R-D1/Zeiss Biogon 35mmF2.8

真壁の街中を離れて15分くらい歩くと、古い家や蔵が道の左右に並ぶ、昭和30年代の田舎町の一角そのままの通りがありました。
わたしが見たことがある中では、もっとも日本的で懐かしくも美しい民家のある風景です。
真壁は筑波山から近く、足を伸ばす価値もあるところと思います。
全体の写真はここでは出しませんので、ぜひご自身の目でご覧になってください。

ビオゴンを設計したベルテレも、テッサー、プラズマートのルドルフに匹敵するレンズ設計者です。

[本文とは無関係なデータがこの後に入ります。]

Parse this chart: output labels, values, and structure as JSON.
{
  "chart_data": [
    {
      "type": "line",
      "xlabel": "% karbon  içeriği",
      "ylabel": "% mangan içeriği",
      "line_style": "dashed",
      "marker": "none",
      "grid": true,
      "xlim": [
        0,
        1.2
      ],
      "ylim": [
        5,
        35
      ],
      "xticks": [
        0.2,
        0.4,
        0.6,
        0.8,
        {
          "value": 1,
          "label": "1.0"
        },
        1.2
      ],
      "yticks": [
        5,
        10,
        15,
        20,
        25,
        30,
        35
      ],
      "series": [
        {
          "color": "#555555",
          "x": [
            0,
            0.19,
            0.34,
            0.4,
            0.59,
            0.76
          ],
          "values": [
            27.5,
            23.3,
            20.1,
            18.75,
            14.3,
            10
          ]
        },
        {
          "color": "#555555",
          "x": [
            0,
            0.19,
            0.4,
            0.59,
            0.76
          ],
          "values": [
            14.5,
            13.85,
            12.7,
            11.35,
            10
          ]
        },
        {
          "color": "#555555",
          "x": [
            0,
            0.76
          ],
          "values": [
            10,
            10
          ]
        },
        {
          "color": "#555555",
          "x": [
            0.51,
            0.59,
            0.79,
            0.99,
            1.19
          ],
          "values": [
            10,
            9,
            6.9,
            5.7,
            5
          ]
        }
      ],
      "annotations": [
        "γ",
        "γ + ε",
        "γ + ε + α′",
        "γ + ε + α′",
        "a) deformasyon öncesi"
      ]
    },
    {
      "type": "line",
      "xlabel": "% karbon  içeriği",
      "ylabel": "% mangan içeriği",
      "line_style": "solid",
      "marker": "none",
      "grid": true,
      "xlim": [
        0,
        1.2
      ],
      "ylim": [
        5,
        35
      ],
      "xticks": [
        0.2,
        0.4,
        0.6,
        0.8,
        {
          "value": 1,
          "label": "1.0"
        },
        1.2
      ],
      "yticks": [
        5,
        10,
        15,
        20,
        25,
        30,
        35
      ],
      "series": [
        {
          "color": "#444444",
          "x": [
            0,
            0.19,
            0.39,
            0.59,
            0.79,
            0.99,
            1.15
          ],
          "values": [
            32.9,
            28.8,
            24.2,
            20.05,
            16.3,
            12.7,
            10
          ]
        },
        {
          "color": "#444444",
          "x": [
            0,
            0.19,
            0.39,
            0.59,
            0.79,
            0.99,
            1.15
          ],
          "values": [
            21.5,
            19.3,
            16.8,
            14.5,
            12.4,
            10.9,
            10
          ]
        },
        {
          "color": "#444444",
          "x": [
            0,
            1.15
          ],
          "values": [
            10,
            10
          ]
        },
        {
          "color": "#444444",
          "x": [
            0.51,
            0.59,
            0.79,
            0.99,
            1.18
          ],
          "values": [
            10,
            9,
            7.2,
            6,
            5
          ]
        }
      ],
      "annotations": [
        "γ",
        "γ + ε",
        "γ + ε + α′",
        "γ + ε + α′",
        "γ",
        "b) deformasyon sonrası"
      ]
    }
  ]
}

有名なエルノスターは1922年に発表されていますので、奇しくもプラズマートと同年です。
1922年、ルドルフが引退から復帰後だったのに対して、48歳年下のベルテレは弱冠23歳というごく初期の頃の設計です。
そしてベルテレは、エルノスターを発展させてゾナーF2、F1.5と立て続けに発表していきます。
1931年、32年のことです。
さらにそのゾナーを基にして、1935年このビオゴン35mmが設計されます(発売は1937年から)。
ルドルフが1933年に引退、35年に逝去していますので、戦前の一時期に光学界でも激動があったさまが分かります。

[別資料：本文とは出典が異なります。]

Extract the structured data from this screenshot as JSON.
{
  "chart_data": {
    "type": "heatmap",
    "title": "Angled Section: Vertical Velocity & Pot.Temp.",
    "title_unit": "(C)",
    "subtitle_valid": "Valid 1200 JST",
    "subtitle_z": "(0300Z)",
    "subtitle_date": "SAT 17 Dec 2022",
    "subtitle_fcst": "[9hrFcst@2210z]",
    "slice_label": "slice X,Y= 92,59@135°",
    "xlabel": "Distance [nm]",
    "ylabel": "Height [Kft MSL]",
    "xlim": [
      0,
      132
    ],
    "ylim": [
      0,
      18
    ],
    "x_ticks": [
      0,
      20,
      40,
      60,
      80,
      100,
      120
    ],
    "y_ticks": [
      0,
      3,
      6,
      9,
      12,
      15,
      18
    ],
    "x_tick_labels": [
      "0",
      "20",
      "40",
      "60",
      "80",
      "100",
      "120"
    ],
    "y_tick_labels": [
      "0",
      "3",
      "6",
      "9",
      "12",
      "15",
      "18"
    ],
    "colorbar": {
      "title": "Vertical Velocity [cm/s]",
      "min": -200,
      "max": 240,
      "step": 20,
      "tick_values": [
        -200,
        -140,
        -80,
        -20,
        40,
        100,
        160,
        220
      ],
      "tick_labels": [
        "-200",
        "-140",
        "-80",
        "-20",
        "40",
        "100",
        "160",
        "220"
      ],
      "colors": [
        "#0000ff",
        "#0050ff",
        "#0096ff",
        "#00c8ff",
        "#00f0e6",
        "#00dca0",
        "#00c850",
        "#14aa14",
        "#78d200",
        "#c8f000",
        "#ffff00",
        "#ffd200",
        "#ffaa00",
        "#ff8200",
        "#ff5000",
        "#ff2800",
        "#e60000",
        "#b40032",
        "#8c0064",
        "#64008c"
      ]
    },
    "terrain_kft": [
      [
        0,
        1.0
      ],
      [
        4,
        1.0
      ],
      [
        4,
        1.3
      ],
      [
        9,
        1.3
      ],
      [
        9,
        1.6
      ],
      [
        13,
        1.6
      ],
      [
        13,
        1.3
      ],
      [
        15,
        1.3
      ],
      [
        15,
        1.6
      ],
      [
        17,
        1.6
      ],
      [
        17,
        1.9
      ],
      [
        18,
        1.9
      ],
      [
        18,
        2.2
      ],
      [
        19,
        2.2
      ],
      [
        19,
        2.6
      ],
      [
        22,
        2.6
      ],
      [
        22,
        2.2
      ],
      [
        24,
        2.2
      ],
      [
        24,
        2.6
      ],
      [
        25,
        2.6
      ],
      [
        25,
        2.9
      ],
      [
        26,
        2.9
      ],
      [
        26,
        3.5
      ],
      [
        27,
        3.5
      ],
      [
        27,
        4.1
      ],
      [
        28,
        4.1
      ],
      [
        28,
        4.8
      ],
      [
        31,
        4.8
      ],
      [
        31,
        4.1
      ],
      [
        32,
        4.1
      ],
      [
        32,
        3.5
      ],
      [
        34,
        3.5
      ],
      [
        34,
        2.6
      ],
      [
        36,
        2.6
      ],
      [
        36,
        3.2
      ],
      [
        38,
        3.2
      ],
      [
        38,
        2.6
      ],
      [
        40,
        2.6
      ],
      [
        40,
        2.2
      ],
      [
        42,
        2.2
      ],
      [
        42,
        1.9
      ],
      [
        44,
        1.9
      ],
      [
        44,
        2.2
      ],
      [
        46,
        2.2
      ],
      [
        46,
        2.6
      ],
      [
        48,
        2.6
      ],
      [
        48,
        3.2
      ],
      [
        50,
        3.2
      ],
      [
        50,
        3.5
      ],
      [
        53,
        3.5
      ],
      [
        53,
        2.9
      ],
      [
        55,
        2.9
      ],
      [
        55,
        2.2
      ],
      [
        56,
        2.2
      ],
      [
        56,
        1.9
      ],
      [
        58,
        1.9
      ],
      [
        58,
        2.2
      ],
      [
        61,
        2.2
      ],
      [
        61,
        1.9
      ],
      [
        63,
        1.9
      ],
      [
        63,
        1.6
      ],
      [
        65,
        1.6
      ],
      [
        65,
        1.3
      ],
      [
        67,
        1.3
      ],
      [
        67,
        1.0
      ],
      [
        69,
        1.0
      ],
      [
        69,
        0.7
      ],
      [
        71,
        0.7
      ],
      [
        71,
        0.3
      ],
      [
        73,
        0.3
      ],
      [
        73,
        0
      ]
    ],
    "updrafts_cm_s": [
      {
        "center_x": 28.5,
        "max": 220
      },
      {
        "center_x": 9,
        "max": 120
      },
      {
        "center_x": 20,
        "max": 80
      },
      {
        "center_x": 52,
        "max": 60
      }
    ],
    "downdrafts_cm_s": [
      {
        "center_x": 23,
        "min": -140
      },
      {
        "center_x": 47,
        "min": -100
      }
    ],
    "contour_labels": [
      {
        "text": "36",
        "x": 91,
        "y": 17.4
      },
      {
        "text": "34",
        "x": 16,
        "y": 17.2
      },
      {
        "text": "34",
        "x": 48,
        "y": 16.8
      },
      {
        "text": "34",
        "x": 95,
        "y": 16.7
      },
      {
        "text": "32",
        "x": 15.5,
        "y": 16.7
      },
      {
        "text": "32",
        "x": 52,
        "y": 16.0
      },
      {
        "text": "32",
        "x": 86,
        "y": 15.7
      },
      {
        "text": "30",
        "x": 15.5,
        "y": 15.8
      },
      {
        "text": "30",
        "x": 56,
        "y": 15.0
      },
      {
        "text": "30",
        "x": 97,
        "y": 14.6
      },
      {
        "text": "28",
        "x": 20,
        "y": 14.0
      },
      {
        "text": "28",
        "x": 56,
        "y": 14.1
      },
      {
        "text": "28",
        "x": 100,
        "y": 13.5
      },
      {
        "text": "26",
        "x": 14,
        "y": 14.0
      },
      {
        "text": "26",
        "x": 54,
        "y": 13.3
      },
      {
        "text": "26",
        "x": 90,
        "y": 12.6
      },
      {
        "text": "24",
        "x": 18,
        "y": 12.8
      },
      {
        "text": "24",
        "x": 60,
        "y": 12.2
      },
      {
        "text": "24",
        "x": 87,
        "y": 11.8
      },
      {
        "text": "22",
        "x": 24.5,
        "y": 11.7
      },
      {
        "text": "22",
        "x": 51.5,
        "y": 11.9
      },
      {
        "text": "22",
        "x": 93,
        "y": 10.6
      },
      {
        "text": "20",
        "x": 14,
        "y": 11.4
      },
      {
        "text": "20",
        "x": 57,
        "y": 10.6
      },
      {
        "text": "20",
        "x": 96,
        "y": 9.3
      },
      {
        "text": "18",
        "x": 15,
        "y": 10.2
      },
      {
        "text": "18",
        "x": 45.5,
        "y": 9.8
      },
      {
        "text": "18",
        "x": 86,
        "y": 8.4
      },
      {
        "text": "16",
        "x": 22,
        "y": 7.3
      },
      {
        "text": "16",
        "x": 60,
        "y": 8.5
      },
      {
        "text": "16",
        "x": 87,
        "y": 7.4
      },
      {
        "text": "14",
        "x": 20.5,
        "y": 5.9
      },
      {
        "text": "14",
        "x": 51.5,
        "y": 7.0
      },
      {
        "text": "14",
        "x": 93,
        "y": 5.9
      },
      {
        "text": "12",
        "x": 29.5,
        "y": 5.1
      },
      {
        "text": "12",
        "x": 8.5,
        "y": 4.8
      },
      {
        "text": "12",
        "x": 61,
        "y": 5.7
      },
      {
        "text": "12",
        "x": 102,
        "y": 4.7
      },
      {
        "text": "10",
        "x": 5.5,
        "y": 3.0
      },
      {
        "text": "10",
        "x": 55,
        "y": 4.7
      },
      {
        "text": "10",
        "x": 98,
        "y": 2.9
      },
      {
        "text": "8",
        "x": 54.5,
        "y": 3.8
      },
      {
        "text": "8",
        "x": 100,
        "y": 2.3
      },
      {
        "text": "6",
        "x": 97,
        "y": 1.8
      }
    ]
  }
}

直後の戦争が、レンズ発展の歴史に影響を及ぼすことはなかったと言えるのでしょうか。
ベルテレは戦時中にツァイスを辞していますし、その後スティル・カメラ用のレンズを設計していたのかよく分かりません。
2つの世界大戦は、ルドルフとベルテレという偉大なレンズ設計者の人生と光学発展史を翻弄していたように思えてなりません。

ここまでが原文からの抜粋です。